Es ist aber die Frage, wie viele Menschen ein durch Klima-Kompensation sehr stark verteuertes Produkt noch kaufen würden. Einer Umfrage der Unternehmensberatung A.T. Kearney zufolge sind rund 70 Prozent der Verbraucher bereit, für nachhaltige Güter bis zu zehn Prozent mehr zu bezahlen. Im Schnitt kosteten solche Produkte jedoch 75 bis 85 Prozent mehr als andere.
Umweltschützer haben einen grundlegenden Einwand
Abgesehen von verschiedenen Detailfragen haben Umweltschützer aber auch einen grundlegenden Einwand gegen den angeblichen CO2-Ausgleich für Geld. Zu rechtfertigen sei dies nur, wenn der Konsument auf das Produkt oder die Dienstleistung nicht einfach verzichten könne, sagen sie.
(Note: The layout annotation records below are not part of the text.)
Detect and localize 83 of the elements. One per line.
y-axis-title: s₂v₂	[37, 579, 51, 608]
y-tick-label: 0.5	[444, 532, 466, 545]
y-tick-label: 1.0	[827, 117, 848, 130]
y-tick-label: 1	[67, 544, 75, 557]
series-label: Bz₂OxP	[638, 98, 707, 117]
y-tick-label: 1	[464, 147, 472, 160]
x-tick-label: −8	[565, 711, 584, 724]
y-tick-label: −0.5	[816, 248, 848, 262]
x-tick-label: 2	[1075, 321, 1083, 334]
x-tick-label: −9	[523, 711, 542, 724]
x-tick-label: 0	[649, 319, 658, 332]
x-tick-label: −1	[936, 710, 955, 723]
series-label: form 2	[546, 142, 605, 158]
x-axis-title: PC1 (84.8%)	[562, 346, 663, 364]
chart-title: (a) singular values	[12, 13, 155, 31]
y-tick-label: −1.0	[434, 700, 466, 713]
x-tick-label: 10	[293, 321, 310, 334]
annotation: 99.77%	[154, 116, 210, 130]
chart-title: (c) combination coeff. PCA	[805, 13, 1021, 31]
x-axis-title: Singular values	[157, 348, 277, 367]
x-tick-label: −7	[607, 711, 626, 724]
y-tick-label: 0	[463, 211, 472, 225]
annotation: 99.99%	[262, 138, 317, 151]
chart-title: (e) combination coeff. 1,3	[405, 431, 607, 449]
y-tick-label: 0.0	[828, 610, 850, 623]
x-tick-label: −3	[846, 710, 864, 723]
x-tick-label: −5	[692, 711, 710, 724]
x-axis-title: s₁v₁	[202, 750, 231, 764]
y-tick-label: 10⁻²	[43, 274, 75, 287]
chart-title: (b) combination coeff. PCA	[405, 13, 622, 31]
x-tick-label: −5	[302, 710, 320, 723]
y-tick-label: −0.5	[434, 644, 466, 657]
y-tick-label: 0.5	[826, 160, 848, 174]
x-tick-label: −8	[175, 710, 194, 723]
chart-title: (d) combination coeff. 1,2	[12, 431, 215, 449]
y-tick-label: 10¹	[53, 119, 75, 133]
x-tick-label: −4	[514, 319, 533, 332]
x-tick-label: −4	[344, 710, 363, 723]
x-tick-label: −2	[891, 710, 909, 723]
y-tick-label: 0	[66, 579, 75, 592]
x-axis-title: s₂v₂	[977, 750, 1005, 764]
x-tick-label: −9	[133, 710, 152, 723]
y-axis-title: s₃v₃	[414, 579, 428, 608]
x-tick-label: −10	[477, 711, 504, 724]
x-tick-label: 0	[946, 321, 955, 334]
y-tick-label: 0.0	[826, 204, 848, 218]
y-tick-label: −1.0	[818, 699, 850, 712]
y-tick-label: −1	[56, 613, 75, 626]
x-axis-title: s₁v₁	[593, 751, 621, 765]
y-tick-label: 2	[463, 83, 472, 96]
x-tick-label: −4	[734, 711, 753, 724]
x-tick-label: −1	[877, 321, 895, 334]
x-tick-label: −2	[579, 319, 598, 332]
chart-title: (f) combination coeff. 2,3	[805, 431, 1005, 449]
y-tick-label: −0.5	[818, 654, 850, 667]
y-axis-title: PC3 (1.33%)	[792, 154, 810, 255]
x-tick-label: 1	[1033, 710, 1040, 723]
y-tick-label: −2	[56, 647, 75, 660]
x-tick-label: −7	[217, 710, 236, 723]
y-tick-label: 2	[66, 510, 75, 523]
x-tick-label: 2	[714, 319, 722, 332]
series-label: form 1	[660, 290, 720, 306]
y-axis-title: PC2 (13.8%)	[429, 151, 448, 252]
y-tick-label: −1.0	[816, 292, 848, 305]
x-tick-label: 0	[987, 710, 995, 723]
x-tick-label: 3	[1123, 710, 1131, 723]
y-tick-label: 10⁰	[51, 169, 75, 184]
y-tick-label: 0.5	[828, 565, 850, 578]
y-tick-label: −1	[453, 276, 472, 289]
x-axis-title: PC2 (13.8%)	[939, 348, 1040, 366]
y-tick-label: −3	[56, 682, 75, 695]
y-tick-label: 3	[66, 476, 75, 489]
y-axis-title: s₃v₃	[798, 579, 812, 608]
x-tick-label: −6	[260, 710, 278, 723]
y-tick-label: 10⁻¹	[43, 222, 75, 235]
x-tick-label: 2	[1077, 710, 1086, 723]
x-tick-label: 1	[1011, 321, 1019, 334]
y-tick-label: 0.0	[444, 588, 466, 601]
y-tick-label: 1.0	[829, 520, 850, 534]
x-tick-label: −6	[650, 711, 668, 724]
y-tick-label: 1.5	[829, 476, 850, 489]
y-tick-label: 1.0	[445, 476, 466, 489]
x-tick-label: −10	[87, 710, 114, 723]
„Wenn wir etwas gegen den Klimawandel tun wollen, bleibt uns nichts anderes übrig, als die CO2-Emissionen deutlich zu senken“, so Buschmann, etwa durch eine Einschränkung des Konsums: „Eine CO2-Kompensation ist aber bestenfalls ein Nullsummenspiel. Das gute Gewissen, das man sich mit dem Siegel der Klimaneutralität erkauft, bringt uns langfristig nicht weiter.“
Agentur Atmosfair vertritt eine eindeutige Position
Atmosfair, eine gemeinnützige Agentur, bei der man Flugreisen kompensieren kann, vertritt dazu eine eindeutige Position: „Wir bieten weder Unternehmen noch Privatkunden ein Siegel ‚klimaneutral‘ an, damit keine Fehlanreize für den Klimaschutz entstehen.“ Ein Fluggast habe – außer dem Verzicht auf die Reise – keine Wahl zwischen verschiedenen Optionen.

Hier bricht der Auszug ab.